FIG. 1 is a view showing a pile driving cap 1 according to the present embodiment, wherein (a) is an overall perspective view and (b) is a cross-sectional view.

FIG. 2 is an exploded overall perspective view of a pile 11 for soft ground.

FIG. 3 is a view showing a work procedure of a method of constructing a pile in soft ground using the pile driving cap 1, (a) is a cross-sectional view of the ground including a liquefied layer, and (b) is a pile driving method. Sectional drawing which showed the mode that the small diameter part 12 of the liquefaction ground pile 11 was fitted in the cap 1, and (c) is sectional drawing which showed the mode that the small diameter part 12 was driven into the ground 23. FIG.
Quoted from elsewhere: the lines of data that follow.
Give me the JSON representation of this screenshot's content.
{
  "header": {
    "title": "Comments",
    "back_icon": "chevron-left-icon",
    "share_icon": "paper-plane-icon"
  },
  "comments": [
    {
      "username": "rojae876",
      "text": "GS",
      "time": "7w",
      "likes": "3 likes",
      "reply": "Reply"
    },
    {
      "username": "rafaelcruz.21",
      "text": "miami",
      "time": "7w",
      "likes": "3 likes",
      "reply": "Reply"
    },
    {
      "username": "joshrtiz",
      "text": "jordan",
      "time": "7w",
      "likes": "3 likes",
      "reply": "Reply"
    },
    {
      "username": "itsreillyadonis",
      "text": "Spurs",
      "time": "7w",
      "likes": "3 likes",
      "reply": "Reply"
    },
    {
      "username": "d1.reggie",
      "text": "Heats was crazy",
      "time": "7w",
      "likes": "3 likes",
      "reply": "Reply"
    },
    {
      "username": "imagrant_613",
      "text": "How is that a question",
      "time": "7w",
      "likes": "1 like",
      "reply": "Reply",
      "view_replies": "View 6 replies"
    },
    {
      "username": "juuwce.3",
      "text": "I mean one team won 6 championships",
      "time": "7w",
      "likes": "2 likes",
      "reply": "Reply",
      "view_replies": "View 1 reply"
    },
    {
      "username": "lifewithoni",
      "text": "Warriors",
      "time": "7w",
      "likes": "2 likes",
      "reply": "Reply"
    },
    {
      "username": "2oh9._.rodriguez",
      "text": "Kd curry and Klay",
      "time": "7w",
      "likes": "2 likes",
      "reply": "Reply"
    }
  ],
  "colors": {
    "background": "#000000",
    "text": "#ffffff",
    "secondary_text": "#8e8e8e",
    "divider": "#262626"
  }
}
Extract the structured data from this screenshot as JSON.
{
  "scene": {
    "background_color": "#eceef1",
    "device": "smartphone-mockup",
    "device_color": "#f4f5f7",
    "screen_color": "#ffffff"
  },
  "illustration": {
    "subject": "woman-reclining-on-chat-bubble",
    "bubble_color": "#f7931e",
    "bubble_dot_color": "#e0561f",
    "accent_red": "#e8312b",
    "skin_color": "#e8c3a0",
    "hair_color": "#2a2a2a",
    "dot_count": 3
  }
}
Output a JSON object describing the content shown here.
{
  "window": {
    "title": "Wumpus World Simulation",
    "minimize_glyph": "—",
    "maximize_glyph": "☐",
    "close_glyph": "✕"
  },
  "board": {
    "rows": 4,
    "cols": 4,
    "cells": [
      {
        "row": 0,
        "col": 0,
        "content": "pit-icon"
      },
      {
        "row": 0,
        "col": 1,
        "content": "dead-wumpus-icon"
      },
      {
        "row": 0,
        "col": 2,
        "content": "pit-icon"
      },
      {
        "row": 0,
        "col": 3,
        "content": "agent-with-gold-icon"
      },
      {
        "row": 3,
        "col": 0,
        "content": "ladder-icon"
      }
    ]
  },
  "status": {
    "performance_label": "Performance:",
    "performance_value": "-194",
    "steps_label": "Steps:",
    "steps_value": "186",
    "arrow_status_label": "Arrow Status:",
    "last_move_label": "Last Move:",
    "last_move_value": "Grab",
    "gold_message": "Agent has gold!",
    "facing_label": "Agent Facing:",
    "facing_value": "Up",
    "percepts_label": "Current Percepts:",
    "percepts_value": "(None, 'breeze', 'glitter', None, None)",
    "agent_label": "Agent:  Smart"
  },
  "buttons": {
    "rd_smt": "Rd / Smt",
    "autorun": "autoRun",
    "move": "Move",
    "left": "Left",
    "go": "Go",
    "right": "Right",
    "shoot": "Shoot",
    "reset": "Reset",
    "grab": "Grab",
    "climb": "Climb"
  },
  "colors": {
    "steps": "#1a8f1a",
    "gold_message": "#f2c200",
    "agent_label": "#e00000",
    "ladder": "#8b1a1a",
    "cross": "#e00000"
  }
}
FIG. 4 is a diagram showing a work procedure of a method for constructing a pile in soft ground using the pile driving cap 1 continuously;
(a) is a sectional view showing a state in which the large diameter portion 14 of the soft ground pile 11 is fitted into the pile driving cap 1, and (b) is a large diameter portion 1.
Sectional drawing which showed a mode that 4 was driven into the ground 23. FIG.

[Explanation of symbols]

 DESCRIPTION OF SYMBOLS 1 Pile driving cap 2 Driving surface 3 Depression 5 Step 6 Large diameter depression 7 Small diameter depression 11 Soft ground pile 12 Small diameter part 13 Connection part 14 Large diameter part 22 Liquefied layer (soft layer)

Claims (2)

[Claims] 1. A driving surface formed on an opposite side of the pile driving cap in a state where a pile head of a small diameter portion is fitted into a deep side of a step formed on an inner surface of a concave portion of the pile driving cap. After driving the small diameter portion into the ground and driving the small diameter portion to a predetermined depth, the cap for pile driving is removed and a large diameter portion is connected to a pile head of the small diameter portion via a predetermined connection portion. And driving the large-diameter portion into the ground using the driving surface in a state where the pile head of the large-diameter portion is fitted on the near side of the step formed in the pile driving cap. Construction method of piles on the ground. 2. A pile driving cap in which a recess into which a pile head is fitted is formed on one side and a driving surface is formed on the other side, wherein a step is formed on the inner surface of the recess, and the step is formed just before the step. The side is a large diameter recess for fitting the pile head of the large diameter part,
A pile driving cap, wherein a deeper side of the step is formed as a small diameter recess for fitting a pile head of a small diameter portion.